Why is there such a big disparity in focus areas between grassroots groups and NGOs/think-tanks?
I’m thinking primarily in the two cause areas I’m most involved in: animal welfare and climate change. Animal Welfare NGOs focus a lot on corporate cage-free reforms (the EA ones anyway) whilst most grassroots groups are talking about ending factory farming, fur or individual vegan outreach. For climate, it’s even worse: Think-tanks recommend clean energy R&D and innovation whilst most grassroots groups often reject nuclear and other tech-focused solutions for nature-based solutions. Why are these differences so big (in these cases), how bad is it to not have a unified movement and what can be done about it?
Would like to write a bigger post about this at some point but initial thoughts to remedy this:
We incubate EA-aligned social movements/grassroots groups (currently writing a big post on this)
A ‘middle-man’ organisation to bring these different groups into the same room to try collaborate on shared campaigns? Probably very hard work.
Strategy workshops for grassroots groups and NGOs—more tractable and could lead to obvious shared goals. I can definitely seeing this helping grassroots groups who often don’t think strategically (I feel justified in saying this after being involved for 4 years of grassroots work).
Disclaimer: There are some strategic grassroots groups out there and lots of variety in campaign demands across the two movements so this is definitely not representative of all groups.
I’m not very familiar with the grassroots, so maybe I’m way off.
I think some of the big effective animal adocacy groups started as grass roots, and then because they were judged to be cost-effective, they were recommended by ACE or funded by Open Phil until they became big and weren’t really grassroots anymore.
Maybe it’s primarily because big funders don’t value a lot of grassroots work (rightly or wrongly), and if they did, those orgs would professionalize and scale up.
Or, some grassroots work is necessarily too low-scale (even if cost-effective) and it’s not worth the effort to try to estimate its value. So, projects with greater scale will disproportionately be more well-funded.
Or, maybe grassroots work, even on the same things in different regions, is more variable in cost-effectiveness because of less structure and different organizers in each region, or funders expect it to be. A fur campaign succeeding in one city might not tell you much about whether a fur campaign in another city will succeed if they share none of the same organizers.
Why is there such a big disparity in focus areas between grassroots groups and NGOs/think-tanks?
I’m thinking primarily in the two cause areas I’m most involved in: animal welfare and climate change.

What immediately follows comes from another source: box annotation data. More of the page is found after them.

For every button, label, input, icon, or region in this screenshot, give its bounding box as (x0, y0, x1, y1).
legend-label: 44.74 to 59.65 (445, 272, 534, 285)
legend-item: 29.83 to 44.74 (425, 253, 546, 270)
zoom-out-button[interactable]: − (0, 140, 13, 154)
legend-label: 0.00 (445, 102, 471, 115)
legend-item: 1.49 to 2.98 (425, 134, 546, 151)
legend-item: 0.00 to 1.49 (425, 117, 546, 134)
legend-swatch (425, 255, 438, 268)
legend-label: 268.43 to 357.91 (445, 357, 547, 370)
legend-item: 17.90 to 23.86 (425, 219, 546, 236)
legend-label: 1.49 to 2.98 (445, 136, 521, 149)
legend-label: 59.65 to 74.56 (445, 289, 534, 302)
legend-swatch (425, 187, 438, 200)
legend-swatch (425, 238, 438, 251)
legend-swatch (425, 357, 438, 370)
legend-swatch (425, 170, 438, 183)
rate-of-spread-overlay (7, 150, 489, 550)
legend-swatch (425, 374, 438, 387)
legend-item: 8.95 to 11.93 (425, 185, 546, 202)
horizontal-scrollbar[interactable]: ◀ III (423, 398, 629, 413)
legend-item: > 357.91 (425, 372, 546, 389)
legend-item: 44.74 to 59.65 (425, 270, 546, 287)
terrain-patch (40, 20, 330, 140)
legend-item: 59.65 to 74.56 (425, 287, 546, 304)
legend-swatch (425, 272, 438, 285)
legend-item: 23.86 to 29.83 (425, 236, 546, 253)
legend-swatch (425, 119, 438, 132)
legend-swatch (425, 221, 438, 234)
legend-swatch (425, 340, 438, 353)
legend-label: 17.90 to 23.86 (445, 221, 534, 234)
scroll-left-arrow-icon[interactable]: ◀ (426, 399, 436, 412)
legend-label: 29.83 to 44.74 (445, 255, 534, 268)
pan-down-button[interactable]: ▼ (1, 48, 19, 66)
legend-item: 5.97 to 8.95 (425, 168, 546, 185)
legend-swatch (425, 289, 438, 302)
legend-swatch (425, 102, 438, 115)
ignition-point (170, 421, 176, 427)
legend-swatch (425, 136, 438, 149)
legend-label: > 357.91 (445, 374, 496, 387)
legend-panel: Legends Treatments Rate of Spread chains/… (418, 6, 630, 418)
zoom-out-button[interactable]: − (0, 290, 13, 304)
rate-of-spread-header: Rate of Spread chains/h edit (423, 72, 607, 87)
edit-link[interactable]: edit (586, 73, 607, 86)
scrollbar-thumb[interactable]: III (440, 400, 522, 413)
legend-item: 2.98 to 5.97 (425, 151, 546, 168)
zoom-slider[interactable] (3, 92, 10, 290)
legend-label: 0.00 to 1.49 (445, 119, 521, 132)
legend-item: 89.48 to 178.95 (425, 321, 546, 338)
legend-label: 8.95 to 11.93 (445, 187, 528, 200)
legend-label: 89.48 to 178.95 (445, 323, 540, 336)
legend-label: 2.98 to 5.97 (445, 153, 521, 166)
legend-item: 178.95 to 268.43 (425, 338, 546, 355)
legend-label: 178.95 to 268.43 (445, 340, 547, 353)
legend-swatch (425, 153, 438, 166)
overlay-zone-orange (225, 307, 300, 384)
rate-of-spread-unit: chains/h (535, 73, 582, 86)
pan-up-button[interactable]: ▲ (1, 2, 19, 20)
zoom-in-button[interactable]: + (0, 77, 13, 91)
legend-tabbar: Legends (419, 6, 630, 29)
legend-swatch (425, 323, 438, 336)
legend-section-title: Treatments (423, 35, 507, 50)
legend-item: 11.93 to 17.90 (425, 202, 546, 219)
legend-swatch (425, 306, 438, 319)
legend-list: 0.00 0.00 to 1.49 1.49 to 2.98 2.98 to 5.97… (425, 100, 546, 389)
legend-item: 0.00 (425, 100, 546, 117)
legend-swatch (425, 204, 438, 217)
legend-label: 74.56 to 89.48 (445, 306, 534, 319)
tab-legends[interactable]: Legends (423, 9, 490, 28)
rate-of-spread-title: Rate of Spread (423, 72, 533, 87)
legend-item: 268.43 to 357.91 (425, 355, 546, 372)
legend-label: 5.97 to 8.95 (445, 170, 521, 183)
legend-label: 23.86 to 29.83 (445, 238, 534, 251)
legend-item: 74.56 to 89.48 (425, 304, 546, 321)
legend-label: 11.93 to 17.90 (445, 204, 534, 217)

Animal Welfare NGOs focus a lot on corporate cage-free reforms (the EA ones anyway) whilst most grassroots groups are talking about ending factory farming, fur or individual vegan outreach. For climate, it’s even worse: Think-tanks recommend clean energy R&D and innovation whilst most grassroots groups often reject nuclear and other tech-focused solutions for nature-based solutions. Why are these differences so big (in these cases), how bad is it to not have a unified movement and what can be done about it?
Would like to write a bigger post about this at some point but initial thoughts to remedy this:
We incubate EA-aligned social movements/grassroots groups (currently writing a big post on this)
A ‘middle-man’ organisation to bring these different groups into the same room to try collaborate on shared campaigns? Probably very hard work.
Strategy workshops for grassroots groups and NGOs—more tractable and could lead to obvious shared goals. I can definitely seeing this helping grassroots groups who often don’t think strategically (I feel justified in saying this after being involved for 4 years of grassroots work).
Disclaimer: There are some strategic grassroots groups out there and lots of variety in campaign demands across the two movements so this is definitely not representative of all groups.
I’m not very familiar with the grassroots, so maybe I’m way off.
I think some of the big effective animal adocacy groups started as grass roots, and then because they were judged to be cost-effective, they were recommended by ACE or funded by Open Phil until they became big and weren’t really grassroots anymore.
Maybe it’s primarily because big funders don’t value a lot of grassroots work (rightly or wrongly), and if they did, those orgs would professionalize and scale up.
Or, some grassroots work is necessarily too low-scale (even if cost-effective) and it’s not worth the effort to try to estimate its value. So, projects with greater scale will disproportionately be more well-funded.
Or, maybe grassroots work, even on the same things in different regions, is more variable in cost-effectiveness because of less structure and different organizers in each region, or funders expect it to be. A fur campaign succeeding in one city might not tell you much about whether a fur campaign in another city will succeed if they share none of the same organizers.
The Humane League started as a grassroots group, has a large network of campus activists so still does grassroots work, and they support smaller groups with the Open Wing Alliance. I think they have done training for other groups, too. Maybe they’re pretty unique this way, though?